Simple cameras typically balance field-of-view and resolution by using a sequence of lenses having approximately equally sized apertures. Microscopes, on the other hand, achieve large field-of-view and high angular resolution by increasing secondary aperture relative to the collection aperture. Telescopes achieve extra-ordinary angular resolution with a limited field-of-view by decreasing secondary aperture size. Wide-field cameras achieve large field-of-view by tolerating significant aberration across the image with approximately equal primary and secondary apertures. Conventional lens design, therefore, normally requires trade-offs between desired performance metrics. For example, telescopes achieve high angular resolution by sacrificing field-of-view, wide-field imagers achieve large angular fields-of-view by sacrificing diffraction-limited angular resolution, and compound-optics cameras achieve high quality by expanding system volume to include more aberration-correction optics.
In order to overcome some of the limitations of standard imaging optics, multi-aperture cameras have been developed.
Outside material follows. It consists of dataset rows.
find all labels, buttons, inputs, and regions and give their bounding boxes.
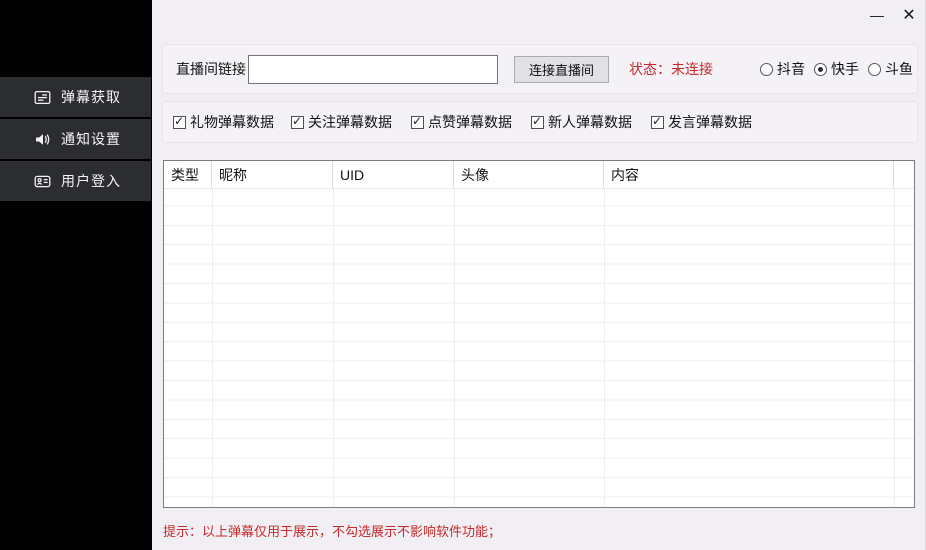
radio-icon xyxy=(868,63,881,76)
checkbox-icon: ✓ xyxy=(531,116,544,129)
footer-hint: 提示：以上弹幕仅用于展示，不勾选展示不影响软件功能； xyxy=(163,521,501,540)
main-content: — ✕ 直播间链接： 连接直播间 状态：未连接 抖音 快手 斗鱼 ✓ xyxy=(152,0,926,550)
sidebar-item-user-login[interactable]: 用户登入 xyxy=(0,161,151,201)
column-header-uid[interactable]: UID xyxy=(333,161,454,188)
speaker-icon xyxy=(33,130,51,148)
column-divider xyxy=(454,189,455,507)
sidebar: 弹幕获取 通知设置 xyxy=(0,0,152,550)
danmaku-list-icon xyxy=(33,88,51,106)
close-button[interactable]: ✕ xyxy=(894,2,924,28)
check-icon: ✓ xyxy=(532,114,542,128)
app-window: 弹幕获取 通知设置 xyxy=(0,0,926,550)
radio-icon xyxy=(814,63,827,76)
column-divider xyxy=(604,189,605,507)
column-divider xyxy=(212,189,213,507)
checkbox-gift-danmaku[interactable]: ✓ 礼物弹幕数据 xyxy=(173,102,274,142)
connection-status: 状态：未连接 xyxy=(629,45,713,93)
column-divider xyxy=(894,189,895,507)
checkbox-label: 发言弹幕数据 xyxy=(668,112,752,132)
platform-radio-kuaishou[interactable]: 快手 xyxy=(814,45,859,93)
column-header-avatar[interactable]: 头像 xyxy=(454,161,604,188)
checkbox-newcomer-danmaku[interactable]: ✓ 新人弹幕数据 xyxy=(531,102,632,142)
checkbox-icon: ✓ xyxy=(651,116,664,129)
connect-panel: 直播间链接： 连接直播间 状态：未连接 抖音 快手 斗鱼 xyxy=(162,44,918,94)
room-link-input[interactable] xyxy=(248,55,498,84)
column-header-content[interactable]: 内容 xyxy=(604,161,894,188)
connect-room-button[interactable]: 连接直播间 xyxy=(514,56,609,83)
id-card-icon xyxy=(33,172,51,190)
check-icon: ✓ xyxy=(412,114,422,128)
sidebar-item-danmaku-capture[interactable]: 弹幕获取 xyxy=(0,77,151,117)
platform-label: 斗鱼 xyxy=(885,59,913,79)
sidebar-item-label: 通知设置 xyxy=(61,129,121,149)
checkbox-icon: ✓ xyxy=(411,116,424,129)
sidebar-item-notification-settings[interactable]: 通知设置 xyxy=(0,119,151,159)
checkbox-chat-danmaku[interactable]: ✓ 发言弹幕数据 xyxy=(651,102,752,142)
column-divider xyxy=(333,189,334,507)
minimize-button[interactable]: — xyxy=(862,2,892,28)
column-header-filler xyxy=(894,161,914,188)
checkbox-icon: ✓ xyxy=(291,116,304,129)
platform-label: 抖音 xyxy=(777,59,805,79)
check-icon: ✓ xyxy=(292,114,302,128)
column-header-type[interactable]: 类型 xyxy=(164,161,212,188)
checkbox-label: 点赞弹幕数据 xyxy=(428,112,512,132)
checkbox-label: 新人弹幕数据 xyxy=(548,112,632,132)
platform-radio-douyin[interactable]: 抖音 xyxy=(760,45,805,93)
check-icon: ✓ xyxy=(652,114,662,128)
radio-icon xyxy=(760,63,773,76)
checkbox-icon: ✓ xyxy=(173,116,186,129)
table-body xyxy=(164,189,914,507)
table-header: 类型 昵称 UID 头像 内容 xyxy=(164,161,914,189)
checkbox-label: 礼物弹幕数据 xyxy=(190,112,274,132)
checkbox-label: 关注弹幕数据 xyxy=(308,112,392,132)
check-icon: ✓ xyxy=(174,114,184,128)
platform-label: 快手 xyxy=(831,59,859,79)
sidebar-item-label: 用户登入 xyxy=(61,171,121,191)
sidebar-menu: 弹幕获取 通知设置 xyxy=(0,77,151,203)
checkbox-like-danmaku[interactable]: ✓ 点赞弹幕数据 xyxy=(411,102,512,142)
filter-panel: ✓ 礼物弹幕数据 ✓ 关注弹幕数据 ✓ 点赞弹幕数据 ✓ 新人弹幕数据 ✓ 发言… xyxy=(162,101,918,143)
status-label: 状态： xyxy=(629,59,671,79)
column-header-nickname[interactable]: 昵称 xyxy=(212,161,333,188)
status-value: 未连接 xyxy=(671,59,713,79)
platform-radio-douyu[interactable]: 斗鱼 xyxy=(868,45,913,93)
sidebar-item-label: 弹幕获取 xyxy=(61,87,121,107)
danmaku-table: 类型 昵称 UID 头像 内容 xyxy=(163,160,915,508)
checkbox-follow-danmaku[interactable]: ✓ 关注弹幕数据 xyxy=(291,102,392,142)
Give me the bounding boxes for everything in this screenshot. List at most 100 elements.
In multi-aperture systems, a standard camera objective lens is replaced by an array of lenslets, wherein each lenslet has a reduced focal length in comparison to a conventional camera. In such approaches, a detector measures a set of sub-sampled versions of the object within the field-of-view. Post-processing algorithms are used to generate a high-resolution image from the set of sub-sampled sub-images. The result is reduced system volume; however, the reduction in system volume is achieved at the cost of significant computational post-processing and compromised image quality.
In addition, the design space for multi-aperture cameras is severely restricted, which has limited their adoption in practical systems. The use of a multi-aperture camera requires that the size of its detector array and system aperture be approximately the same size. As a result, conventional multi-aperture designs are generally restricted to very small collection apertures. This also limits the number of camera formats that can be designed. Further, a multi-aperture camera typically has a restricted field-of-view due to a need to prevent the overlapping of sub-images on the detector array. Such overlapping can be avoided by introducing a field stop in the optical design; however, this increases system volume. Alternatively, absorbing barriers can be placed between the sub-image regions of the detector array; however, this significantly increases manufacturing cost and complexity.
For these reasons, a lens system that avoids some of the design trade-offs associated with conventional lens design and that achieves high performance cost-effectively is desirable.